The poor, pitiable United States Postal Service, suffering from declining mail volumes and burdensome employee benefits. It seems any company that ties its fortunes to the U.S. Mail risks riding into the dark, irrelevant night along with it.
This seems an apt description of postage-meter-maker Pitney Bowes Inc., regarded more than a decade ago as one of the best stocks in America, but now badly beaten down after yet another earnings miss a week ago.
It would also seem to apply to Stamps.com Inc., which does exactly what you would think: sell postage online. Stamps.com, however, put up a gaudy earnings beat late last month and is up more than 30 per cent over the last few trading sessions.
How can their fortunes be so different? And, importantly, are either company’s shares worth a look?
First, Pitney Bowes. I must disclose, sadly, that I own 200 shares of the company. On a couple of occasions when the U.S. markets have gone in to major spasms, in 2010 and 2011, I bought a range of large dividend-paying companies. All of them – all of them – are up, save Pitney Bowes, on which I have a 40 per cent loss.
I was enticed by a dividend yield topping 7 per cent at the time of each purchase. Now, even better: Pitney Bowes yields more than 12 per cent!
Unless, of course, it’s not sustainable, which is entirely possible. I’m willing to give companies a benefit of the doubt on this – note my recent opinion on Penn West Exploration (tgam.ca/Diak) – but when yields climb into double digits, I get more concerned.
For now, the dividend is clearly supportable – currently, the company throws off about $800-million (U.S.) in free cash flow (operating cash flow minus capital expenditures and other items like restructuring charges), or about $4 per share. (At recent prices around $12, the free cash flow yield is a tantalizing 33 per cent.) The dividend is just $1.50 per share.
Still: While Pitney Bowes is more than just U.S. postage meters – 32 per cent of its sales are international, and it offers facility management services and customer-relationship management software – nearly all of its business segments report falling revenue, with an overall 6 per cent decline in the top line in the third quarter, compared with 2011.
Standard & Poor’s analyst Jim Corridore notes that Pitney Bowes has supported its cash flow by cutting capital expenditures to levels below the annual depreciation and amortization of its assets – an imbalance often regarded as a red flag for future dividend payouts.
However, Mr.
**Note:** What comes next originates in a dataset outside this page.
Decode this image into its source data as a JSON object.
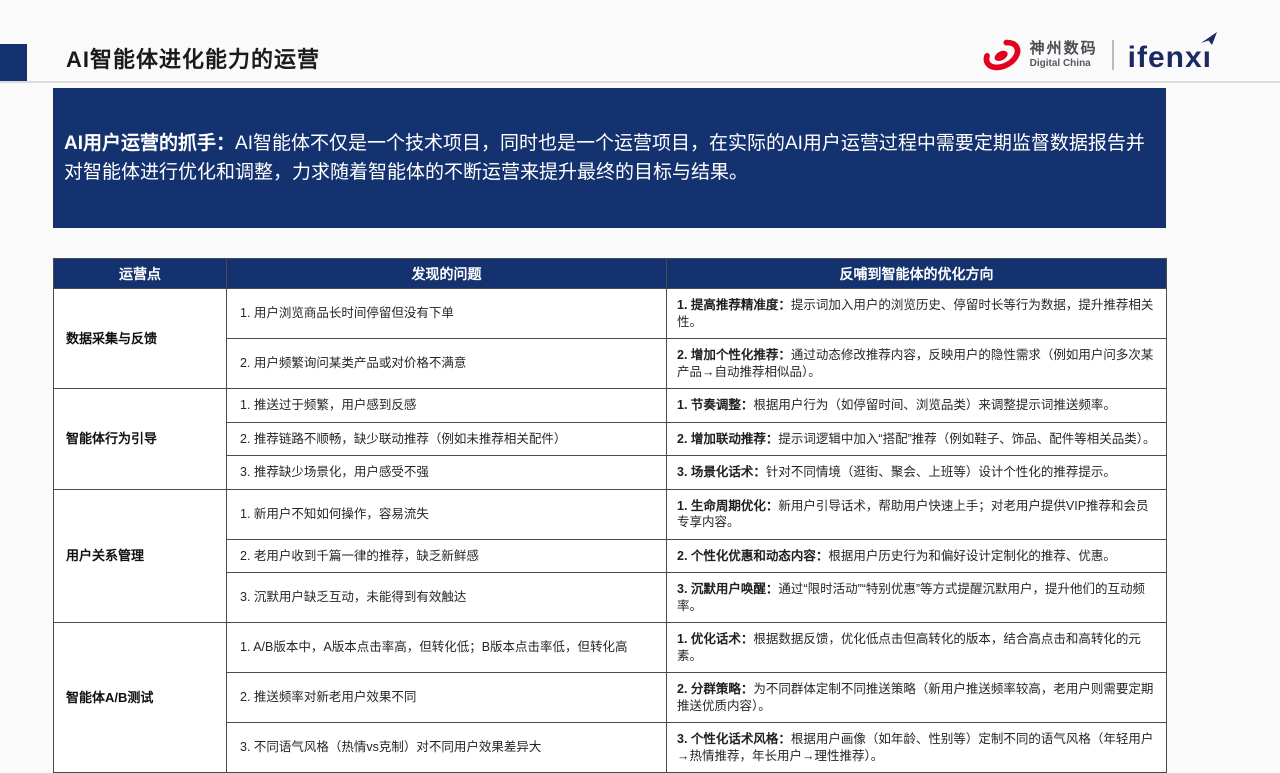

Corridore, who has a $15 target price on the company, does not believe a cut in the dividend rate is likely, in part because he sees the company’s revenue issue as primarily cyclical, not secular. He believes Pitney Bowes will “return to slow growth by most financial measures over the next few years as the U.S. economy recovers.”
If Pitney Bowes can grow, Stamps.com can grow even more. Contrary to the former’s declining sales and profits, Stamps.com, which sells postage almost exclusively over the Internet, posted 17 per cent sales growth and a 40 per cent gain in earnings per share in its most recent quarter, compared with 2011 levels. The EPS number beat Wall Street expectations significantly.
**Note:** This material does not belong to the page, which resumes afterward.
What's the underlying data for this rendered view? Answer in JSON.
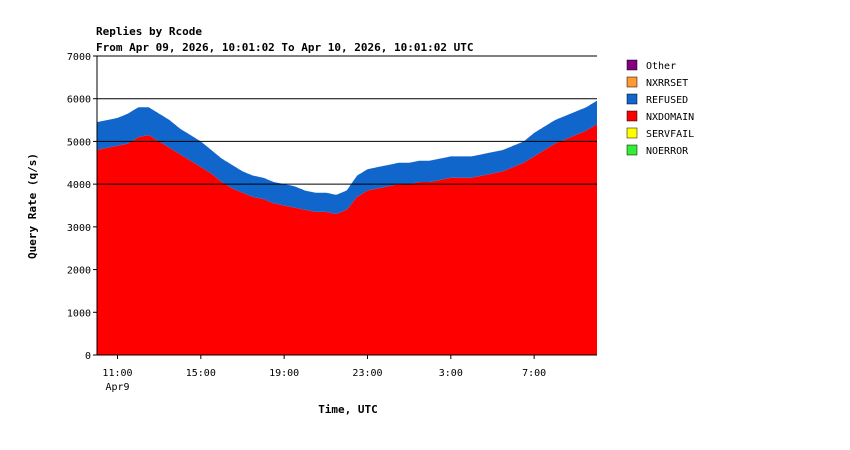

It seems Stamps.com is in the mode where it can easily surprise investors with its growth; those are the kind of stocks that also can offer concomitant gains.
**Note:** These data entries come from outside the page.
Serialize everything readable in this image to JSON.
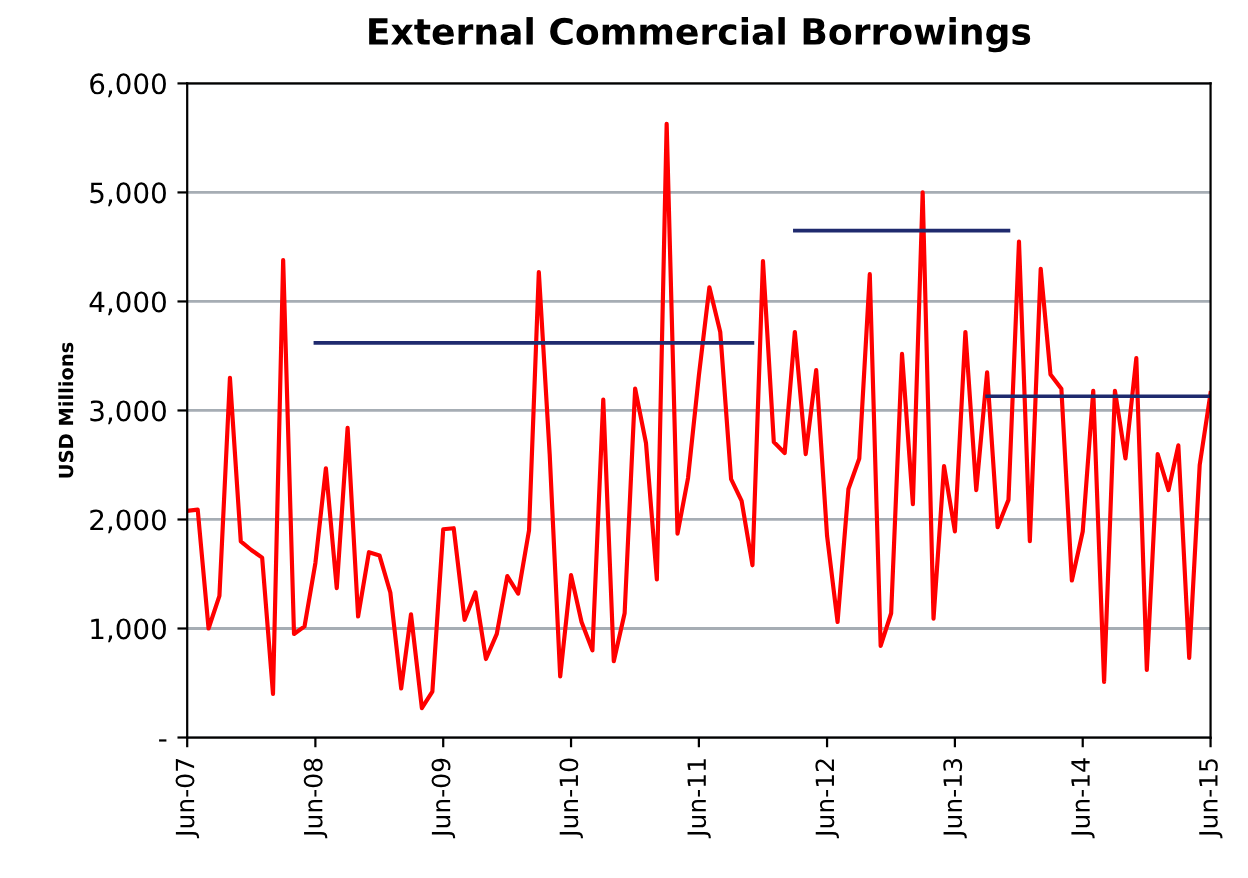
{
  "chart_data": {
    "type": "line",
    "title": "External Commercial Borrowings",
    "ylabel": "USD Millions",
    "x": [
      "2007-06",
      "2007-07",
      "2007-08",
      "2007-09",
      "2007-10",
      "2007-11",
      "2007-12",
      "2008-01",
      "2008-02",
      "2008-03",
      "2008-04",
      "2008-05",
      "2008-06",
      "2008-07",
      "2008-08",
      "2008-09",
      "2008-10",
      "2008-11",
      "2008-12",
      "2009-01",
      "2009-02",
      "2009-03",
      "2009-04",
      "2009-05",
      "2009-06",
      "2009-07",
      "2009-08",
      "2009-09",
      "2009-10",
      "2009-11",
      "2009-12",
      "2010-01",
      "2010-02",
      "2010-03",
      "2010-04",
      "2010-05",
      "2010-06",
      "2010-07",
      "2010-08",
      "2010-09",
      "2010-10",
      "2010-11",
      "2010-12",
      "2011-01",
      "2011-02",
      "2011-03",
      "2011-04",
      "2011-05",
      "2011-06",
      "2011-07",
      "2011-08",
      "2011-09",
      "2011-10",
      "2011-11",
      "2011-12",
      "2012-01",
      "2012-02",
      "2012-03",
      "2012-04",
      "2012-05",
      "2012-06",
      "2012-07",
      "2012-08",
      "2012-09",
      "2012-10",
      "2012-11",
      "2012-12",
      "2013-01",
      "2013-02",
      "2013-03",
      "2013-04",
      "2013-05",
      "2013-06",
      "2013-07",
      "2013-08",
      "2013-09",
      "2013-10",
      "2013-11",
      "2013-12",
      "2014-01",
      "2014-02",
      "2014-03",
      "2014-04",
      "2014-05",
      "2014-06",
      "2014-07",
      "2014-08",
      "2014-09",
      "2014-10",
      "2014-11",
      "2014-12",
      "2015-01",
      "2015-02",
      "2015-03",
      "2015-04",
      "2015-05",
      "2015-06"
    ],
    "series": [
      {
        "color": "#ff0000",
        "values": [
          2080,
          2090,
          1000,
          1300,
          3300,
          1800,
          1720,
          1650,
          400,
          4380,
          950,
          1020,
          1600,
          2470,
          1370,
          2840,
          1110,
          1700,
          1670,
          1330,
          450,
          1130,
          270,
          420,
          1910,
          1920,
          1080,
          1330,
          720,
          950,
          1480,
          1320,
          1900,
          4270,
          2600,
          560,
          1490,
          1060,
          800,
          3100,
          700,
          1140,
          3200,
          2700,
          1450,
          5630,
          1870,
          2380,
          3320,
          4130,
          3720,
          2370,
          2170,
          1580,
          4370,
          2710,
          2610,
          3720,
          2600,
          3370,
          1850,
          1060,
          2280,
          2560,
          4250,
          840,
          1140,
          3520,
          2140,
          5000,
          1090,
          2490,
          1890,
          3720,
          2270,
          3350,
          1930,
          2180,
          4550,
          1800,
          4300,
          3330,
          3200,
          1440,
          1890,
          3180,
          510,
          3180,
          2560,
          3480,
          620,
          2600,
          2270,
          2680,
          730,
          2500,
          3160
        ]
      },
      {
        "color": "#1f2a6e",
        "x": [
          "2008-06",
          "2011-11"
        ],
        "values": [
          3620,
          3620
        ]
      },
      {
        "color": "#1f2a6e",
        "x": [
          "2012-03",
          "2013-11"
        ],
        "values": [
          4650,
          4650
        ]
      },
      {
        "color": "#1f2a6e",
        "x": [
          "2013-09",
          "2015-06"
        ],
        "values": [
          3130,
          3130
        ]
      }
    ],
    "xlim": [
      "2007-06",
      "2015-06"
    ],
    "xticks": [
      {
        "value": "2007-06",
        "label": "Jun-07"
      },
      {
        "value": "2008-06",
        "label": "Jun-08"
      },
      {
        "value": "2009-06",
        "label": "Jun-09"
      },
      {
        "value": "2010-06",
        "label": "Jun-10"
      },
      {
        "value": "2011-06",
        "label": "Jun-11"
      },
      {
        "value": "2012-06",
        "label": "Jun-12"
      },
      {
        "value": "2013-06",
        "label": "Jun-13"
      },
      {
        "value": "2014-06",
        "label": "Jun-14"
      },
      {
        "value": "2015-06",
        "label": "Jun-15"
      }
    ],
    "ylim": [
      0,
      6000
    ],
    "yticks": [
      {
        "value": 0,
        "label": "-"
      },
      {
        "value": 1000,
        "label": "1,000"
      },
      {
        "value": 2000,
        "label": "2,000"
      },
      {
        "value": 3000,
        "label": "3,000"
      },
      {
        "value": 4000,
        "label": "4,000"
      },
      {
        "value": 5000,
        "label": "5,000"
      },
      {
        "value": 6000,
        "label": "6,000"
      }
    ],
    "grid": "y",
    "marker": "none",
    "line_style": "solid"
  }
}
However, there are warning signs. A major partner, Amazon.com Inc., introduced a competing postage platform for for its “Marketplace” sellers, who still mostly ship their wares through the U.S. Postal Service. That removed Stamps.com’s exclusive offering on the site. And Stamps.com’s “PhotoStamps” business, which allows users to create U.S. postage using their own photos or business logos, posted an 18 per cent year-over-year decline in the recent quarter.
My take: Pitney Bowes may appeal to value vultures with a willingness to, as the old saying goes, catch a falling knife. Meanwhile, Stamps.com may offer a chance for healthy profits in the short term – but, ultimately, may stall and fall as it hits the limits of how much money can be made when you try to grow as your partner business is declining.